Hopefully you can see from the examples above that using a causal graph instead of a flat regression will seriously improve your solution. The ability to calculate counterfactuals and make interventions also makes it very attractive!
It's worth noting that it's still worth incorporating ad stock and saturation transformations into your framework.
When working with observational data, we should also strive to conduct experiments to help validate assumptions and complement our causal estimates. There are three main tests available for use in acquisition marketing. Let's dive into them!
Conversion lift tests
Social platforms like facebook and Snapchat allow you to test conversion increases. This is an AB test where we measure the increase in conversion using a treatment group versus a control group. These can be very useful when evaluating the counterfactual of your causal graph for social spending.

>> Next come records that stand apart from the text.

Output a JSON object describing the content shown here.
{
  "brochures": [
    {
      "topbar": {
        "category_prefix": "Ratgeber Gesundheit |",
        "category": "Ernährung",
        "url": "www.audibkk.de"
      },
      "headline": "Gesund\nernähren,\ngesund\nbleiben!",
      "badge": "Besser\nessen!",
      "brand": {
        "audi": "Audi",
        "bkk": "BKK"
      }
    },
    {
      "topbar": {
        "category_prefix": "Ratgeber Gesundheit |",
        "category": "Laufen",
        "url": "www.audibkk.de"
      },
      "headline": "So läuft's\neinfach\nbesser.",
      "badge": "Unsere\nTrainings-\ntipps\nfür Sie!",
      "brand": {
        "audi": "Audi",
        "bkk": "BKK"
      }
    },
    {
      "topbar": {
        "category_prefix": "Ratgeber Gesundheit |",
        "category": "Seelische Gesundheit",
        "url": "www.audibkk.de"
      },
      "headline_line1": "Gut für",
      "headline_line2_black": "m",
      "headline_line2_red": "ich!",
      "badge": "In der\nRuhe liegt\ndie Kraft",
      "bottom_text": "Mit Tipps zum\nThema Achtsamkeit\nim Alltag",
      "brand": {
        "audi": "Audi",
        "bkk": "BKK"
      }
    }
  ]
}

Geographic elevation tests
Geographic elevation tests can be used to estimate the effect of marketing cuts or when starting a new channel. This can be especially useful for digital and TV brands where there is no direct call to action to measure. I cover this in much more detail in the last article:
Try again
PPC campaigns can be scheduled to go on and off every hour. This creates a great opportunity for backtesting. Schedule PPC campaigns to activate and deactivate every hour for a few weeks, and then calculate the difference between the number of PPC + SEO clicks in the activation and deactivation period. This will help you understand how much PPC SEO can capture and therefore evaluate the counterfactual of your causal graphs for PPC spend.
I think running experiments is a great way to modify and then gain confidence in your causal graph. But the results could also be used to calibrate your model. Take a look at how the PyMC team has approached this:
Today I discussed how MMM can be improved with Causal ai. However, causal ai cannot solve all procurement marketing challenges. And unfortunately there are many of them!

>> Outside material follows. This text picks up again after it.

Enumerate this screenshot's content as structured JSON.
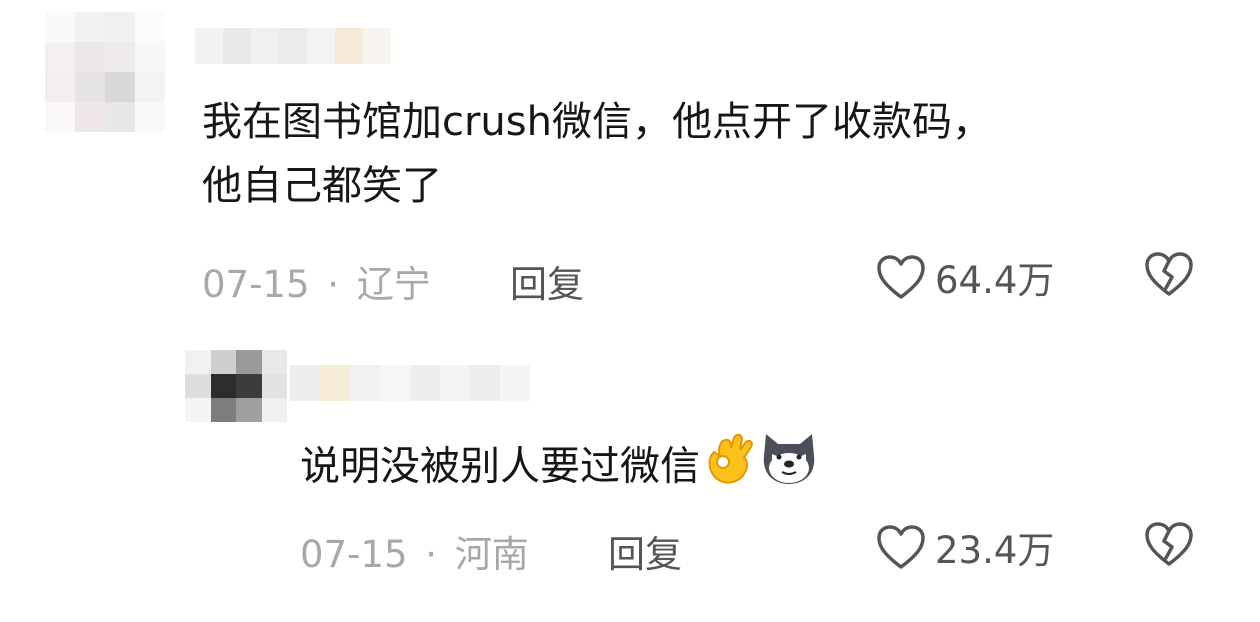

- Spending following demand forecast — One of the reasons marketing spending is highly correlated with sales volume may be because the marketing team spends in line with a demand forecast. One solution here is to randomly change spending between -10% and +10% each week to add some variation. As you can imagine, the marketing team is usually not very interested in this approach.
- Demand Estimation — Demand is an essential variable in our model. However, it can be very difficult to collect data. A reasonable option is to pull Google Trends data on a search term that aligns with the product you sell.
- Long-term brand effects — The long-term effects of branding are difficult to capture, since there is usually not much information about it. Long-term geographic elevation testing can help here.
- Multicollinearity — This is actually one of the biggest problems. All the variables we have are highly correlated. Using ridge regression can alleviate this somewhat, but it can still be a problem. A causal graph can also help a little, as it is essential that you break down the problem into smaller models.
- Marketing team buy-in — In my experience, this will be your biggest challenge. Causal charts offer a nice visual way to engage the marketing team. It also creates an opportunity for you to build a relationship as you work with them to agree on the complexities of the chart.
I'll close things there. It would be great to hear what you think in the comments!